Background
4.Part II of the Conveyancing and Feudal Reform (Scotland) Act 1970 created the standard security (commonly known as a mortgage) as the only means of securing a debt over land and buildings. The 1970 Act sets out twelve standard conditions that the parties to a standard security are required to adhere to (either as set out in the Act or as varied by agreement between the parties). The first seven of these conditions concern the maintenance of the value of the secured property and place certain obligations upon the debtor which the creditor can carry out if the debtor fails to do so. The remaining conditions deal with the creditor’s rights to enforce the security (e.g. to pursue payment of arrears from the debtor) and allow the creditor to recover from the debtor any expenses incurred in exercising those rights.

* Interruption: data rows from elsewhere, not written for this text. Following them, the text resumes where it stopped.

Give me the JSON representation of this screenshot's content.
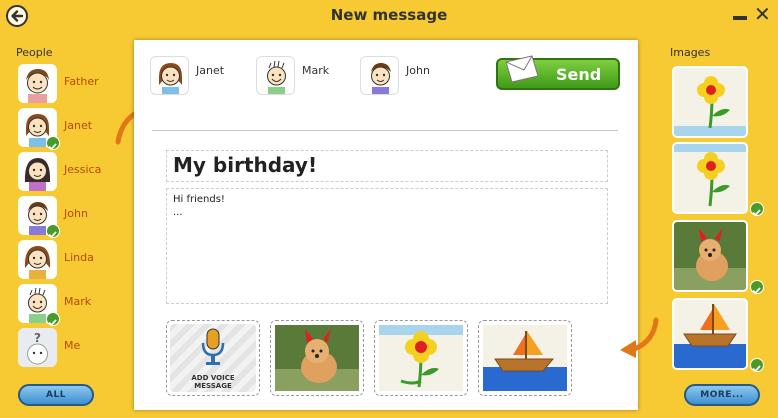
{
  "header": {
    "title": "New message"
  },
  "people": {
    "label": "People",
    "items": [
      {
        "name": "Father",
        "selected": false
      },
      {
        "name": "Janet",
        "selected": true
      },
      {
        "name": "Jessica",
        "selected": false
      },
      {
        "name": "John",
        "selected": true
      },
      {
        "name": "Linda",
        "selected": false
      },
      {
        "name": "Mark",
        "selected": true
      },
      {
        "name": "Me",
        "selected": false
      }
    ],
    "all_label": "ALL"
  },
  "images": {
    "label": "Images",
    "more_label": "MORE...",
    "items": [
      {
        "kind": "flower",
        "selected": false
      },
      {
        "kind": "flower",
        "selected": true
      },
      {
        "kind": "puppy",
        "selected": true
      },
      {
        "kind": "boat",
        "selected": true
      }
    ]
  },
  "message": {
    "recipients": [
      "Janet",
      "Mark",
      "John"
    ],
    "send_label": "Send",
    "subject": "My birthday!",
    "body": "Hi friends!\n...",
    "voice_label": "ADD VOICE\nMESSAGE"
  },
  "colors": {
    "background": "#f7c932",
    "accent": "#4a9a2a",
    "name_text": "#b54a0c"
  }
}
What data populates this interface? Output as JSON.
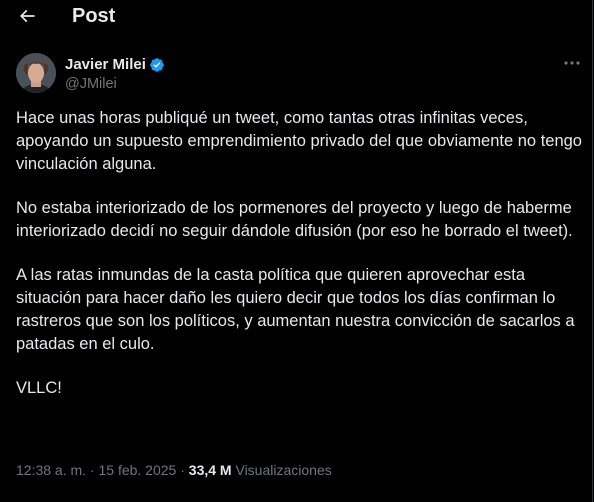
{
  "header": {
    "title": "Post",
    "back_icon": "arrow-left-icon"
  },
  "author": {
    "display_name": "Javier Milei",
    "handle": "@JMilei",
    "verified_icon": "verified-badge-icon",
    "verified_color": "#1d9bf0"
  },
  "post": {
    "paragraphs": [
      "Hace unas horas publiqué un tweet, como tantas otras infinitas veces, apoyando un supuesto emprendimiento privado del que obviamente no tengo vinculación alguna.",
      "No estaba interiorizado de los pormenores del proyecto y luego de haberme interiorizado decidí no seguir dándole difusión (por eso he borrado el tweet).",
      "A las ratas inmundas de la casta política que quieren aprovechar esta situación para hacer daño les quiero decir que todos los días confirman lo rastreros que son los políticos, y aumentan nuestra convicción de sacarlos a patadas en el culo.",
      "VLLC!"
    ],
    "timestamp": "12:38 a. m. · 15 feb. 2025 · ",
    "views_count": "33,4 M",
    "views_label": " Visualizaciones"
  },
  "colors": {
    "background": "#000000",
    "text": "#e7e9ea",
    "secondary_text": "#71767b",
    "divider": "#2f3336"
  }
}
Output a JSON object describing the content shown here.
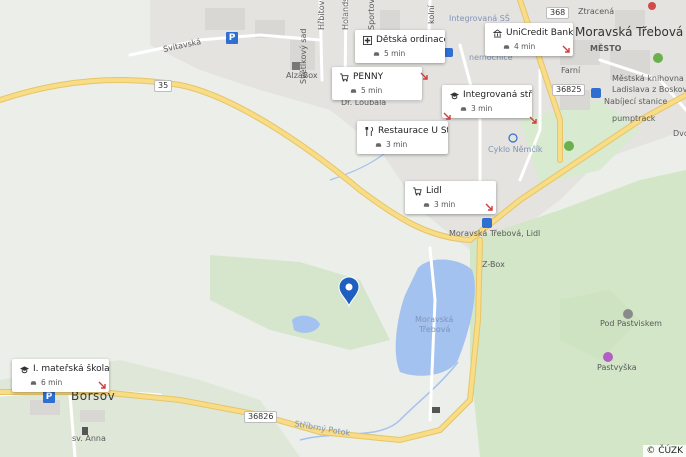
{
  "map": {
    "copyright": "© ČÚZK",
    "route_shields": [
      "35",
      "35",
      "368",
      "36825",
      "36826"
    ],
    "place_labels": {
      "svitavska": "Svitavská",
      "alzabox": "AlzaBox",
      "svetlkovy_sad": "Světlkový sad",
      "dr_loubala": "Dr. Loubala",
      "integrovana_ss": "Integrovaná SŠ",
      "ztracena": "Ztracená",
      "mesto": "MĚSTO",
      "moravska_trebova_town": "Moravská Třebová",
      "farni": "Farní",
      "nemocnice": "nemocnice",
      "knihovna1": "Městská knihovna",
      "knihovna2": "Ladislava z Boskovic",
      "nabijeci": "Nabíjecí stanice",
      "pumptrack": "pumptrack",
      "cyklo": "Cyklo Němčík",
      "lidl_stop": "Moravská Třebová, Lidl",
      "zbox": "Z-Box",
      "lake1": "Moravská",
      "lake2": "Třebová",
      "pod_pastviskem": "Pod Pastviskem",
      "pastvyska": "Pastvyška",
      "borsov": "Boršov",
      "sv_anna": "sv. Anna",
      "stribrny_potok": "Stříbrný Potok",
      "hrbitov": "Hřbitov",
      "sportovni": "Sportovní",
      "kolni": "kolní",
      "holandska": "Holandská",
      "dvor": "Dvo"
    },
    "colors": {
      "land": "#eceee9",
      "forest": "#cfe4c4",
      "water": "#a4c2f0",
      "road_major": "#f6d77c",
      "road_minor": "#ffffff",
      "marker": "#1f5fbf"
    }
  },
  "pois": [
    {
      "name": "Dětská ordinace ...",
      "time": "5 min",
      "icon": "hospital-icon"
    },
    {
      "name": "UniCredit Bank",
      "time": "4 min",
      "icon": "bank-icon"
    },
    {
      "name": "PENNY",
      "time": "5 min",
      "icon": "cart-icon"
    },
    {
      "name": "Integrovaná střed...",
      "time": "3 min",
      "icon": "school-icon"
    },
    {
      "name": "Restaurace U Štiky",
      "time": "3 min",
      "icon": "restaurant-icon"
    },
    {
      "name": "Lidl",
      "time": "3 min",
      "icon": "cart-icon"
    },
    {
      "name": "I. mateřská škola ...",
      "time": "6 min",
      "icon": "school-icon"
    }
  ],
  "parking_label": "P"
}
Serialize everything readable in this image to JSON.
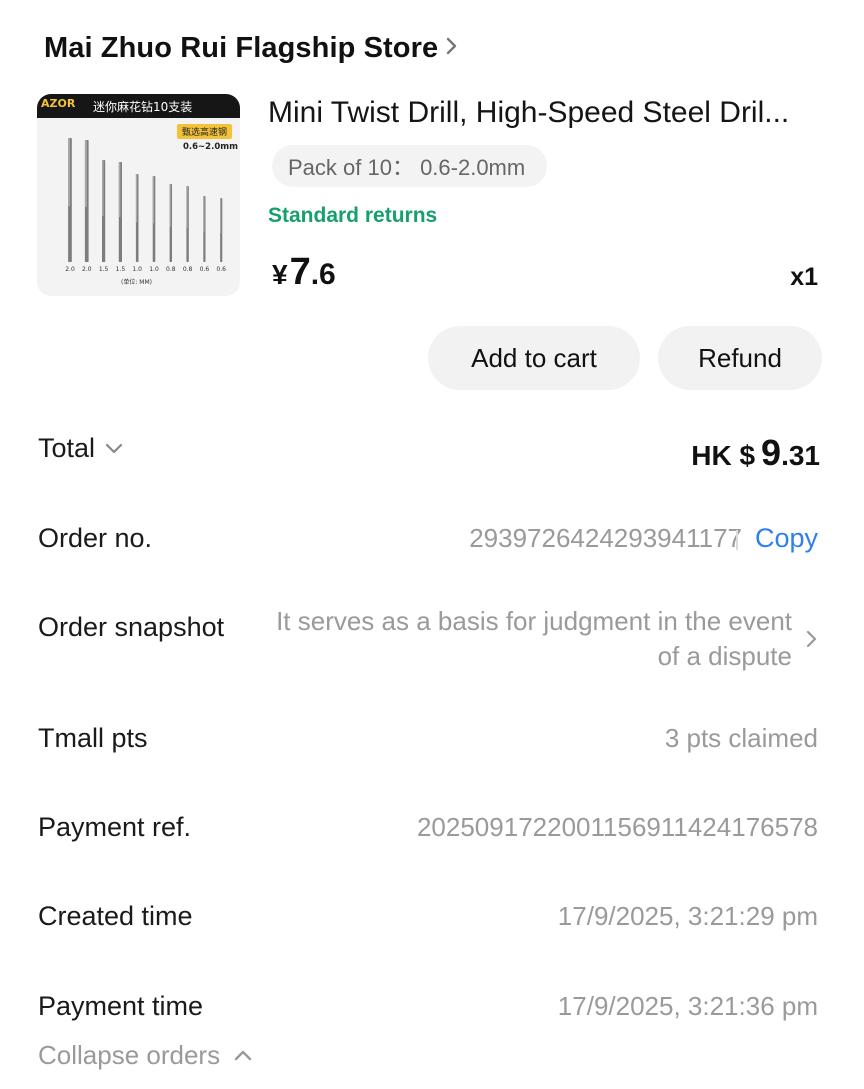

5.Where the debtor defaults on mortgage repayments or otherwise fails to carry out obligations under the standard security, the bank or building society or other creditor can take action to (among other things) sell or enter into possession of the property. The 1970 Act provides for three distinct processes which can be used by creditors when they seek to enforce their rights - a calling-up notice, a notice of default and a warrant under section 24 of the 1970 Act. Where a debtor is in arrears, the creditor may also apply under section 5 of the Heritable Securities (Scotland) Act 1894 to eject the debtor from the property. These processes are outlined briefly in the glossary at the end of these Notes.